BUG: iloc setting columns not taking effect #33198

jbrockmendel · 2020-04-01T03:56:38Z

arr = np.random.randn(10 ** 6).reshape(500, 2000).astype(np.float64)
df = pd.DataFrame(arr)
df.iloc[:, 1000:] = df.iloc[:, 1000:].astype(np.float32)

>>> df.dtypes.value_counts()
float64    2000
dtype: int64

I would expect 1000 float64 columns and 1000 float32 columns. I get the expected behavior if I set a single column before trying to set all 1000:

df = pd.DataFrame(arr)
df[1000] = df[1000].astype(np.float32)
df.iloc[:, 1000:] = df.iloc[:, 1000:].astype(np.float32)

>>> df.dtypes.value_counts()
float32    1000
float64    1000
dtype: int64

The text was updated successfully, but these errors were encountered:

jbrockmendel · 2020-04-06T17:55:26Z

@MomIsBestFriend this is non-trivial, might be worth taking a shot at

ShaharNaveh · 2020-04-07T11:16:13Z

@MomIsBestFriend this is non-trivial, might be worth taking a shot at

@jbrockmendel I Will definitely give it a shot, thank you for giving me things I might be able to work on!

ShaharNaveh · 2020-04-07T19:00:48Z

@jbrockmendel I have tried to solve this, but I am no where near close to do this, I guess this one is non-trivial 😞

But I did learn a lot about pdb while trying to solve this, so I guess that wasn't all a waste of time :)

jbrockmendel · 2020-04-07T19:05:45Z

how about let's walk through the process [i would use] to address this?

The line that isn't working as expected is df.iloc[:, 1000:] = df.iloc[:, 1000:].astype(np.float32). What is the actual function call that this is doing?

ShaharNaveh · 2020-04-07T19:09:18Z

how about let's walk through the process [i would use] to address this?

The line that isn't working as expected is df.iloc[:, 1000:] = df.iloc[:, 1000:].astype(np.float32). What is the actual function call that this is doing?

This takes a slice of df and cast it to be with dtype of float32, and then assigning it back into df into the position of the taken slice?

Edit:
this call __setitem__

jbrockmendel · 2020-04-07T19:12:48Z

yes. more specifically, this is equivalent to

key = (slice(None), slice(1000, None))
value = df.iloc[:, 1000:].astype(np.float32)

df.iloc.__setitem__(key, value)

You can check that value here has the expected dtypes. So lets look at the __setitem__ call. Where inside that call should we look at first?

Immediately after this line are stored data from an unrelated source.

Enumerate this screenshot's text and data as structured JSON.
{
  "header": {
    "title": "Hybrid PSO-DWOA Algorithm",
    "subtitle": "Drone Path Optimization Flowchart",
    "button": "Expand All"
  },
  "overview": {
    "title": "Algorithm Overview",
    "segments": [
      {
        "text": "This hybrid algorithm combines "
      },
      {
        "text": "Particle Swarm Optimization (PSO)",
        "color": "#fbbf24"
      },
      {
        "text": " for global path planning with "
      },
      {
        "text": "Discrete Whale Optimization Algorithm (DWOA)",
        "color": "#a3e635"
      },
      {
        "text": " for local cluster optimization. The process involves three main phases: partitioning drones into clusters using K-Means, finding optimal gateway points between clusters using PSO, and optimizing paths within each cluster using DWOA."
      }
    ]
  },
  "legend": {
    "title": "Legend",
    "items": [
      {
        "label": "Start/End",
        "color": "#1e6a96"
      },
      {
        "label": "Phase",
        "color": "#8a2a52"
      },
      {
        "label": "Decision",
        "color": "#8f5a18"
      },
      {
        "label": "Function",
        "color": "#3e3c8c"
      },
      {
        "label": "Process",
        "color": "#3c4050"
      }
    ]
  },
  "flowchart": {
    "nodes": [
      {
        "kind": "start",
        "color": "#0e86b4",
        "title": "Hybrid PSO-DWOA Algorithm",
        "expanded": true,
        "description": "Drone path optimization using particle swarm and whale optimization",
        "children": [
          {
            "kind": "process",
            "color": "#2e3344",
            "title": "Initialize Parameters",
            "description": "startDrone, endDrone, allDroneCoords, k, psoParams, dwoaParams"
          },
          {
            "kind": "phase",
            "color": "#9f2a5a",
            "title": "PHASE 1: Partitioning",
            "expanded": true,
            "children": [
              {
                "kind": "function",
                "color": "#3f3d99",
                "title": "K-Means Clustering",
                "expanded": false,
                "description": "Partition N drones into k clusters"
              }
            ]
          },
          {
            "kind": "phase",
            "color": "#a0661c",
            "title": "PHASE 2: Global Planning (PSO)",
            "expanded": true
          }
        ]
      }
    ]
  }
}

ShaharNaveh · 2020-04-07T19:15:24Z

I have looked mainly at

pandas/pandas/core/indexing.py

Lines 657 to 666 in 70086c5

    
           def __setitem__(self, key, value): 
        
               if isinstance(key, tuple): 
        
                   key = tuple(com.apply_if_callable(x, self.obj) for x in key) 
        
               else: 
        
                   key = com.apply_if_callable(key, self.obj) 
        
               indexer = self._get_setitem_indexer(key) 
        
               self._has_valid_setitem_indexer(key) 
        
               iloc = self if self.name == "iloc" else self.obj.iloc 
        
               iloc._setitem_with_indexer(indexer, value)

ShaharNaveh · 2020-04-07T19:18:55Z

I have looked mainly at

pandas/pandas/core/indexing.py

Lines 657 to 666 in 70086c5

def __setitem__(self, key, value):

if isinstance(key, tuple):

key = tuple(com.apply_if_callable(x, self.obj) for x in key)

else:

key = com.apply_if_callable(key, self.obj)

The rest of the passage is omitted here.